The bottom line is that I view Libella’s clinical trial to be profoundly unethical. I’d love to know which IRB they used to get regulatory approval in the US (required if they’re going to sign up patients in the US), because that’s an IRB that should not be evaluating clinical trials, given that it apparently approved at least one phase I clinical trial that charges patients $1 million to be treated in a trial that is not intended to benefit them and exposes them to risk of harm that is also being carried out in a country whose regulatory environment is—shall we say?—less than rigorous. (Again, it’s still unclear to me if the same charge is being required of patients enrolling in the other two trials.)

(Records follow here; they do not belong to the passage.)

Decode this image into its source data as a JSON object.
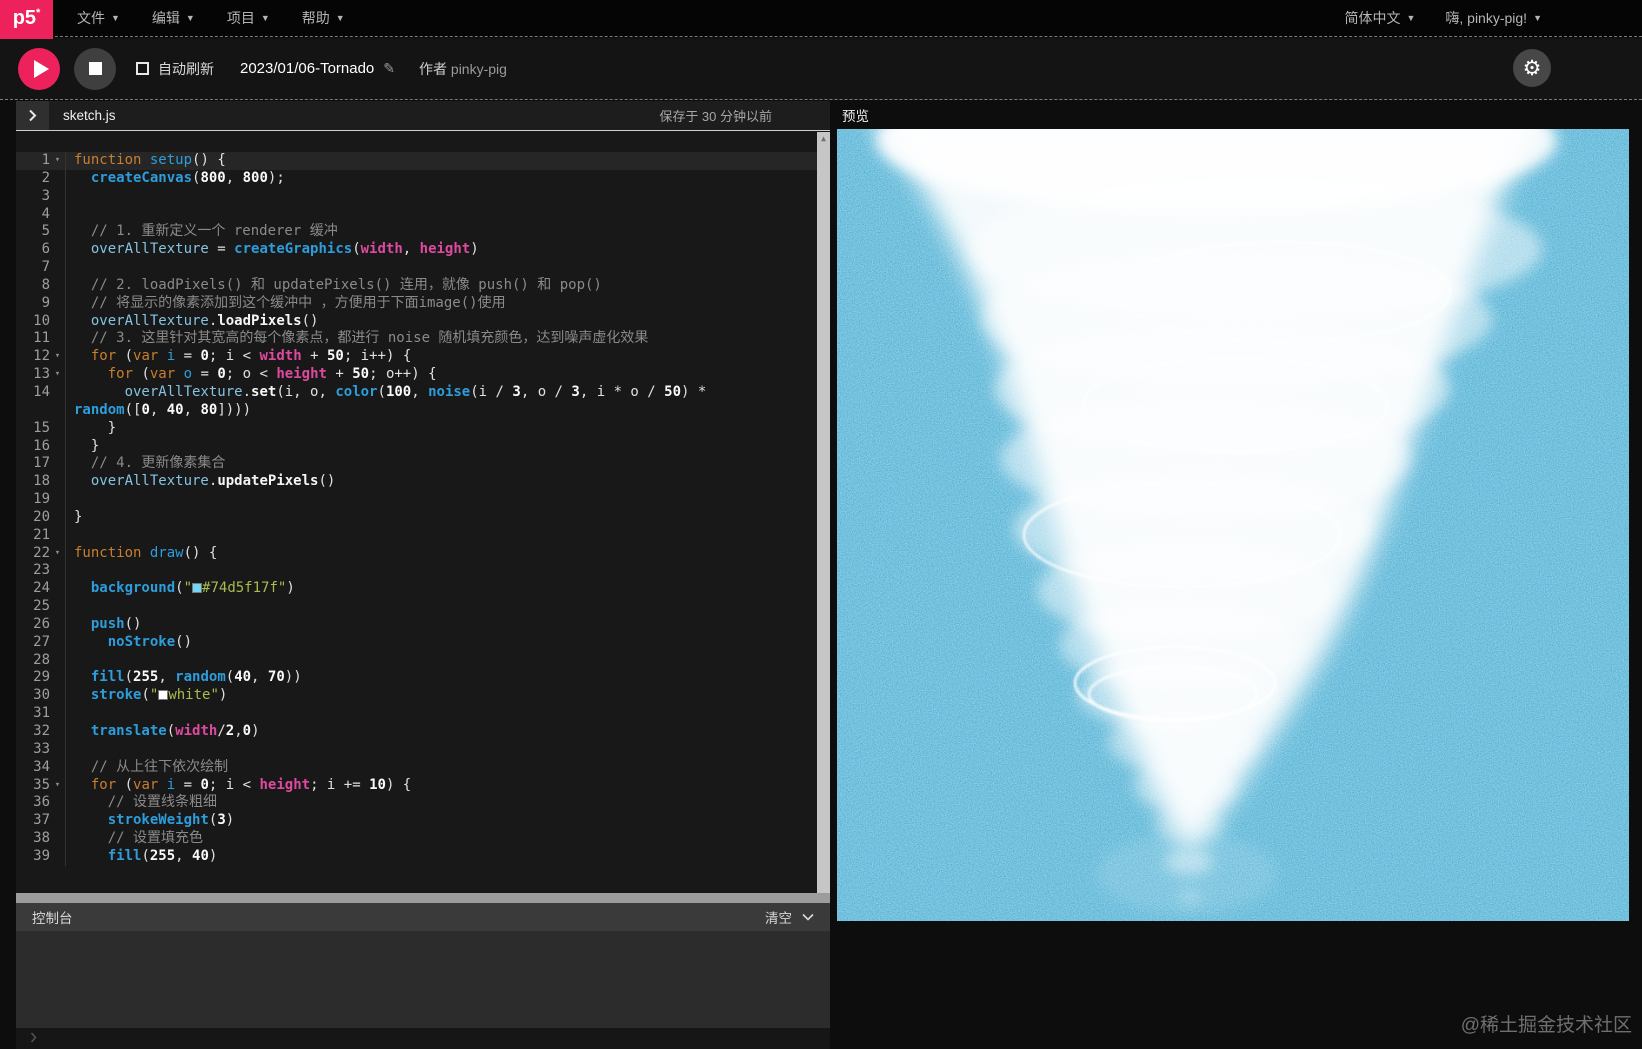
{
  "menubar": {
    "logo": "p5*",
    "items": [
      {
        "label": "文件"
      },
      {
        "label": "编辑"
      },
      {
        "label": "项目"
      },
      {
        "label": "帮助"
      }
    ],
    "language": "简体中文",
    "user": "嗨, pinky-pig!"
  },
  "toolbar": {
    "auto_refresh_label": "自动刷新",
    "project_title": "2023/01/06-Tornado",
    "author_label": "作者",
    "author_name": "pinky-pig"
  },
  "editor": {
    "filename": "sketch.js",
    "saved_status": "保存于 30 分钟以前",
    "lines": [
      {
        "n": 1,
        "fold": true,
        "active": true,
        "tokens": [
          [
            "kw",
            "function"
          ],
          [
            "pl",
            " "
          ],
          [
            "def",
            "setup"
          ],
          [
            "pl",
            "() {"
          ]
        ]
      },
      {
        "n": 2,
        "tokens": [
          [
            "pl",
            "  "
          ],
          [
            "fn",
            "createCanvas"
          ],
          [
            "pl",
            "("
          ],
          [
            "num",
            "800"
          ],
          [
            "pl",
            ", "
          ],
          [
            "num",
            "800"
          ],
          [
            "pl",
            ");"
          ]
        ]
      },
      {
        "n": 3,
        "tokens": []
      },
      {
        "n": 4,
        "tokens": []
      },
      {
        "n": 5,
        "tokens": [
          [
            "pl",
            "  "
          ],
          [
            "com",
            "// 1. 重新定义一个 renderer 缓冲"
          ]
        ]
      },
      {
        "n": 6,
        "tokens": [
          [
            "pl",
            "  "
          ],
          [
            "var",
            "overAllTexture"
          ],
          [
            "pl",
            " = "
          ],
          [
            "fn",
            "createGraphics"
          ],
          [
            "pl",
            "("
          ],
          [
            "p5",
            "width"
          ],
          [
            "pl",
            ", "
          ],
          [
            "p5",
            "height"
          ],
          [
            "pl",
            ")"
          ]
        ]
      },
      {
        "n": 7,
        "tokens": []
      },
      {
        "n": 8,
        "tokens": [
          [
            "pl",
            "  "
          ],
          [
            "com",
            "// 2. loadPixels() 和 updatePixels() 连用，就像 push() 和 pop()"
          ]
        ]
      },
      {
        "n": 9,
        "tokens": [
          [
            "pl",
            "  "
          ],
          [
            "com",
            "// 将显示的像素添加到这个缓冲中 ，方便用于下面image()使用"
          ]
        ]
      },
      {
        "n": 10,
        "tokens": [
          [
            "pl",
            "  "
          ],
          [
            "var",
            "overAllTexture"
          ],
          [
            "pl",
            "."
          ],
          [
            "meth",
            "loadPixels"
          ],
          [
            "pl",
            "()"
          ]
        ]
      },
      {
        "n": 11,
        "tokens": [
          [
            "pl",
            "  "
          ],
          [
            "com",
            "// 3. 这里针对其宽高的每个像素点，都进行 noise 随机填充颜色，达到噪声虚化效果"
          ]
        ]
      },
      {
        "n": 12,
        "fold": true,
        "tokens": [
          [
            "pl",
            "  "
          ],
          [
            "kw",
            "for"
          ],
          [
            "pl",
            " ("
          ],
          [
            "kw",
            "var"
          ],
          [
            "pl",
            " "
          ],
          [
            "def",
            "i"
          ],
          [
            "pl",
            " = "
          ],
          [
            "num",
            "0"
          ],
          [
            "pl",
            "; i < "
          ],
          [
            "p5",
            "width"
          ],
          [
            "pl",
            " + "
          ],
          [
            "num",
            "50"
          ],
          [
            "pl",
            "; i++) {"
          ]
        ]
      },
      {
        "n": 13,
        "fold": true,
        "tokens": [
          [
            "pl",
            "    "
          ],
          [
            "kw",
            "for"
          ],
          [
            "pl",
            " ("
          ],
          [
            "kw",
            "var"
          ],
          [
            "pl",
            " "
          ],
          [
            "def",
            "o"
          ],
          [
            "pl",
            " = "
          ],
          [
            "num",
            "0"
          ],
          [
            "pl",
            "; o < "
          ],
          [
            "p5",
            "height"
          ],
          [
            "pl",
            " + "
          ],
          [
            "num",
            "50"
          ],
          [
            "pl",
            "; o++) {"
          ]
        ]
      },
      {
        "n": 14,
        "tokens": [
          [
            "pl",
            "      "
          ],
          [
            "var",
            "overAllTexture"
          ],
          [
            "pl",
            "."
          ],
          [
            "meth",
            "set"
          ],
          [
            "pl",
            "(i, o, "
          ],
          [
            "fn",
            "color"
          ],
          [
            "pl",
            "("
          ],
          [
            "num",
            "100"
          ],
          [
            "pl",
            ", "
          ],
          [
            "fn",
            "noise"
          ],
          [
            "pl",
            "(i / "
          ],
          [
            "num",
            "3"
          ],
          [
            "pl",
            ", o / "
          ],
          [
            "num",
            "3"
          ],
          [
            "pl",
            ", i * o / "
          ],
          [
            "num",
            "50"
          ],
          [
            "pl",
            ") * "
          ],
          [
            "br",
            ""
          ],
          [
            "fn",
            "random"
          ],
          [
            "pl",
            "(["
          ],
          [
            "num",
            "0"
          ],
          [
            "pl",
            ", "
          ],
          [
            "num",
            "40"
          ],
          [
            "pl",
            ", "
          ],
          [
            "num",
            "80"
          ],
          [
            "pl",
            "])))"
          ]
        ]
      },
      {
        "n": 15,
        "tokens": [
          [
            "pl",
            "    }"
          ]
        ]
      },
      {
        "n": 16,
        "tokens": [
          [
            "pl",
            "  }"
          ]
        ]
      },
      {
        "n": 17,
        "tokens": [
          [
            "pl",
            "  "
          ],
          [
            "com",
            "// 4. 更新像素集合"
          ]
        ]
      },
      {
        "n": 18,
        "tokens": [
          [
            "pl",
            "  "
          ],
          [
            "var",
            "overAllTexture"
          ],
          [
            "pl",
            "."
          ],
          [
            "meth",
            "updatePixels"
          ],
          [
            "pl",
            "()"
          ]
        ]
      },
      {
        "n": 19,
        "tokens": []
      },
      {
        "n": 20,
        "tokens": [
          [
            "pl",
            "}"
          ]
        ]
      },
      {
        "n": 21,
        "tokens": []
      },
      {
        "n": 22,
        "fold": true,
        "tokens": [
          [
            "kw",
            "function"
          ],
          [
            "pl",
            " "
          ],
          [
            "def",
            "draw"
          ],
          [
            "pl",
            "() {"
          ]
        ]
      },
      {
        "n": 23,
        "tokens": []
      },
      {
        "n": 24,
        "tokens": [
          [
            "pl",
            "  "
          ],
          [
            "fn",
            "background"
          ],
          [
            "pl",
            "("
          ],
          [
            "str",
            "\""
          ],
          [
            "chip",
            "#74d5f1"
          ],
          [
            "str",
            "#74d5f17f\""
          ],
          [
            "pl",
            ")"
          ]
        ]
      },
      {
        "n": 25,
        "tokens": []
      },
      {
        "n": 26,
        "tokens": [
          [
            "pl",
            "  "
          ],
          [
            "fn",
            "push"
          ],
          [
            "pl",
            "()"
          ]
        ]
      },
      {
        "n": 27,
        "tokens": [
          [
            "pl",
            "    "
          ],
          [
            "fn",
            "noStroke"
          ],
          [
            "pl",
            "()"
          ]
        ]
      },
      {
        "n": 28,
        "tokens": []
      },
      {
        "n": 29,
        "tokens": [
          [
            "pl",
            "  "
          ],
          [
            "fn",
            "fill"
          ],
          [
            "pl",
            "("
          ],
          [
            "num",
            "255"
          ],
          [
            "pl",
            ", "
          ],
          [
            "fn",
            "random"
          ],
          [
            "pl",
            "("
          ],
          [
            "num",
            "40"
          ],
          [
            "pl",
            ", "
          ],
          [
            "num",
            "70"
          ],
          [
            "pl",
            "))"
          ]
        ]
      },
      {
        "n": 30,
        "tokens": [
          [
            "pl",
            "  "
          ],
          [
            "fn",
            "stroke"
          ],
          [
            "pl",
            "("
          ],
          [
            "str",
            "\""
          ],
          [
            "chip",
            "#ffffff"
          ],
          [
            "str",
            "white\""
          ],
          [
            "pl",
            ")"
          ]
        ]
      },
      {
        "n": 31,
        "tokens": []
      },
      {
        "n": 32,
        "tokens": [
          [
            "pl",
            "  "
          ],
          [
            "fn",
            "translate"
          ],
          [
            "pl",
            "("
          ],
          [
            "p5",
            "width"
          ],
          [
            "pl",
            "/"
          ],
          [
            "num",
            "2"
          ],
          [
            "pl",
            ","
          ],
          [
            "num",
            "0"
          ],
          [
            "pl",
            ")"
          ]
        ]
      },
      {
        "n": 33,
        "tokens": []
      },
      {
        "n": 34,
        "tokens": [
          [
            "pl",
            "  "
          ],
          [
            "com",
            "// 从上往下依次绘制"
          ]
        ]
      },
      {
        "n": 35,
        "fold": true,
        "tokens": [
          [
            "pl",
            "  "
          ],
          [
            "kw",
            "for"
          ],
          [
            "pl",
            " ("
          ],
          [
            "kw",
            "var"
          ],
          [
            "pl",
            " "
          ],
          [
            "def",
            "i"
          ],
          [
            "pl",
            " = "
          ],
          [
            "num",
            "0"
          ],
          [
            "pl",
            "; i < "
          ],
          [
            "p5",
            "height"
          ],
          [
            "pl",
            "; i += "
          ],
          [
            "num",
            "10"
          ],
          [
            "pl",
            ") {"
          ]
        ]
      },
      {
        "n": 36,
        "tokens": [
          [
            "pl",
            "    "
          ],
          [
            "com",
            "// 设置线条粗细"
          ]
        ]
      },
      {
        "n": 37,
        "tokens": [
          [
            "pl",
            "    "
          ],
          [
            "fn",
            "strokeWeight"
          ],
          [
            "pl",
            "("
          ],
          [
            "num",
            "3"
          ],
          [
            "pl",
            ")"
          ]
        ]
      },
      {
        "n": 38,
        "tokens": [
          [
            "pl",
            "    "
          ],
          [
            "com",
            "// 设置填充色"
          ]
        ]
      },
      {
        "n": 39,
        "tokens": [
          [
            "pl",
            "    "
          ],
          [
            "fn",
            "fill"
          ],
          [
            "pl",
            "("
          ],
          [
            "num",
            "255"
          ],
          [
            "pl",
            ", "
          ],
          [
            "num",
            "40"
          ],
          [
            "pl",
            ")"
          ]
        ]
      }
    ]
  },
  "console": {
    "title": "控制台",
    "clear_label": "清空",
    "prompt": "❯"
  },
  "preview": {
    "label": "预览",
    "canvas_color": "#4fb1d5"
  },
  "watermark": "@稀土掘金技术社区",
  "colors": {
    "accent": "#ed225d",
    "canvas_blue": "#4fb1d5"
  }
}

Let’s just put it this way. Libella’s marketing of its pay-to-pay antiaging clinical trial is so egregiously overblown that even enthusiastic advocates of “life extension” and “radical antiaging” treatments have problems with Libella’s marketing of it, with a man named Steve Hill even going so far as to call it “ridiculous” before writing:
This study will certainly cause controversy, especially given the huge price tag, which is likely what most media will focus on, but that isn’t the largest problem here. This has the potential to backfire very badly, and the resulting fallout could be harmful to credible researchers working in the field who are very careful about overpromising in the absence of results. While there is a need for marketing, good marketing can be done without resorting to unrestrained hype and nonsense. Ultimately, the success of this endeavor can only be determined with peer-reviewed data.
Hill also noted the lack of a control group. He didn’t, however, note that a phase I trial doesn’t have a control group and isn’t even designed to show efficacy. Maybe he didn’t know.
Meanwhile, back over at Fight Aging!, some of the commenters in the comment section after the article about the Libella trial were even more blunt, with frequent uses of the word “scam” and statements that it “sounds like a scam.” One even called it a “dangerous joke”, while another called it “snake oil.”
Meanwhile, someone named Dylan Mah wrote:
“These people” aren’t top thought leaders. They’re in the same basket as cryonicists; an albatross weighing down on the neck of legitimate researchers, siphon funding and damaging the reputation of actual, rigorously performed research that occupies the same sort of space in the public consciousness.
I can’t argue with Mr. Mah or any of the other commenters, who, I noted, are predisposed to support anti-aging research, other than that I find cryonics even more implausible than I find Libella’s gene therapy. In any event, Libella’s gene therapy trials sure sound to me like quackery no better than “clinical trials” run by the stem cell quacks I’ve discussed at length so many times before. Obviously, only the rich or those with access to a large line of credit will be able to afford a $1 million entry fee for Libella’s clinical trial, and one might be tempted to shrug one’s shoulders and ask: Who cares if a few super rich people waste a million bucks each on a trial that can’t help them? The problem is the precedent. The more companies get away with this sort of practice, the further they will push the envelope, and that will harm clinical trial efforts for treatments that aren’t as obviously dubious as the Libella trial.